There has been no bouncing back over here, just a whole lot of adaptation. I had to adjust to my new physical limitations, adjust to far less free time and learn to incorporate my hobbies into my life once more, adjust to my changing relationship with Alex, adjust to life with a new human being in my household which meant navigating new waters in friendship, and eating more sandwiches than cooking hot meals. There was also that whole exclusively breastfeeding thing I had going on which made me ravenously hungry and contributed to my inability to lose weight at warp speed. My life changed dramatically, and I’m not ashamed.

Comparison really is the thief of joy, especially in motherhood. There is no use in comparing myself to my best friend with two babies that slept through the night by 12 weeks, or the friend that lost 40 lbs in two months, or the friend that was able to run 6 weeks postpartum, or the person who continued with business as usual hours after coming home from the hospital, or the woman who declared that she could never understand why people thought having a newborn was so hard. Those are their experiences and their realities — and those experiences are okay and those experiences are valid. But this is my experience and my reality. It isn’t a test, or a failure, or a wrong answer. It just is — and it is okay and valid, too.

Some days are easy, some days are hard. Sometimes I don’t mind that I have had to change my life so drastically when it feels like Kaia is my little best friend, or when I look at her face and feel like I’ve looked into the face of god. Other times I cry because I haven’t had a chance to read a book, or I cry in a fitting room because I just don’t look the way I used to. I’m still adapting and adjusting, and I feel like that’s just what motherhood is all about.

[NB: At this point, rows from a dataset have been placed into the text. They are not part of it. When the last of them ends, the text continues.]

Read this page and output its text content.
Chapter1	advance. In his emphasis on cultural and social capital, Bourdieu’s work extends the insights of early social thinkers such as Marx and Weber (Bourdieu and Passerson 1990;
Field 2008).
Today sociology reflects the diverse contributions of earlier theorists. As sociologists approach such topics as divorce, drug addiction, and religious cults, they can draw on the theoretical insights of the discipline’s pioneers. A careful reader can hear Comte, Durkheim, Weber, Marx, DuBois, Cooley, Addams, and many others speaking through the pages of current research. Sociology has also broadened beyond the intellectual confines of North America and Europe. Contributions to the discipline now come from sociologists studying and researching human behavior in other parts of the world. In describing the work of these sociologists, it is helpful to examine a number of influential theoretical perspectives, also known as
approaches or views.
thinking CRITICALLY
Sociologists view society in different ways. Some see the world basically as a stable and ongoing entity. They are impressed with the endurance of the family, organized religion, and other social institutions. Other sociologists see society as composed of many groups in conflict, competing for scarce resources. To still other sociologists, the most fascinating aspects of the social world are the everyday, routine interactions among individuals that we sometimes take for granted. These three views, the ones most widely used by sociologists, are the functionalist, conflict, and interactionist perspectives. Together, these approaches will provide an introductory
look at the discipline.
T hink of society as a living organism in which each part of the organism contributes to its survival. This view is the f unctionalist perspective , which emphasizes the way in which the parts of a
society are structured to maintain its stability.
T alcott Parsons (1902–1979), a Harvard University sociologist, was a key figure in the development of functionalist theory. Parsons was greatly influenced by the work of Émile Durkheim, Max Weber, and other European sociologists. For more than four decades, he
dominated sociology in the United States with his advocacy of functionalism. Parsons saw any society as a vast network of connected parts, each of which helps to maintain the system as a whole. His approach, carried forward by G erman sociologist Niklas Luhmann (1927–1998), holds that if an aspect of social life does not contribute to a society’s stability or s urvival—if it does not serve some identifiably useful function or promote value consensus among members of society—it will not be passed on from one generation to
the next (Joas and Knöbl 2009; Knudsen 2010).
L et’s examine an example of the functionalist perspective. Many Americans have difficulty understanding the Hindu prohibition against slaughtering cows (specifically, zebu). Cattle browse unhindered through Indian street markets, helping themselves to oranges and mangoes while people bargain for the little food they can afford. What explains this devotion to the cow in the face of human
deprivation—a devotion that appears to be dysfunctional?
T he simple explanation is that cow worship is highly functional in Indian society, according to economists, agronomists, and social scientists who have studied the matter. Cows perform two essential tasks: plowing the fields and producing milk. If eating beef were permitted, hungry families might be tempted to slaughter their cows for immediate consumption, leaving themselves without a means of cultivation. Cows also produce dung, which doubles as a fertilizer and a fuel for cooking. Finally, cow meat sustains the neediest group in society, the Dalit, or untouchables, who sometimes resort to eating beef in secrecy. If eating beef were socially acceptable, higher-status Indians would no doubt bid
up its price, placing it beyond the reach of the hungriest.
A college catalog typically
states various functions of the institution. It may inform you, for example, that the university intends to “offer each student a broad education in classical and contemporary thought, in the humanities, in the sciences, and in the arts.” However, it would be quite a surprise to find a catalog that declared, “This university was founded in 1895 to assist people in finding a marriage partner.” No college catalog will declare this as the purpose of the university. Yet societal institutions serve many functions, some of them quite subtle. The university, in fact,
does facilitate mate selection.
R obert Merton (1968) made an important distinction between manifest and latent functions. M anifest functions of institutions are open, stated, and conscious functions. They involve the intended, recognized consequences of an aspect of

What has been helping me most lately is getting out of the house more often, making plans for the future, and attempting to dive back into my work, my hobbies, and the things I am passionate about. While standing still for a long while is what I most needed, what I need now is forward motion. I’ll never be the same again. I’m Deena with more facets. The wonderful thing, though, is that I don’t want to be the person I used to be. I desire more than anything to become so comfortable with the person I am now that it feels so natural, like I had never been anything different. I want to do it all again when more children enter my life. The person I am meant to be — the person I want to be — is the person that accommodates those children and the journey I had to navigate to bring them here and raise them. I am starting to feel like myself again simply because I am learning that my self has changed, and this is just who I am. I don’t want to bounce back. And even if I did, that’s just not realistic.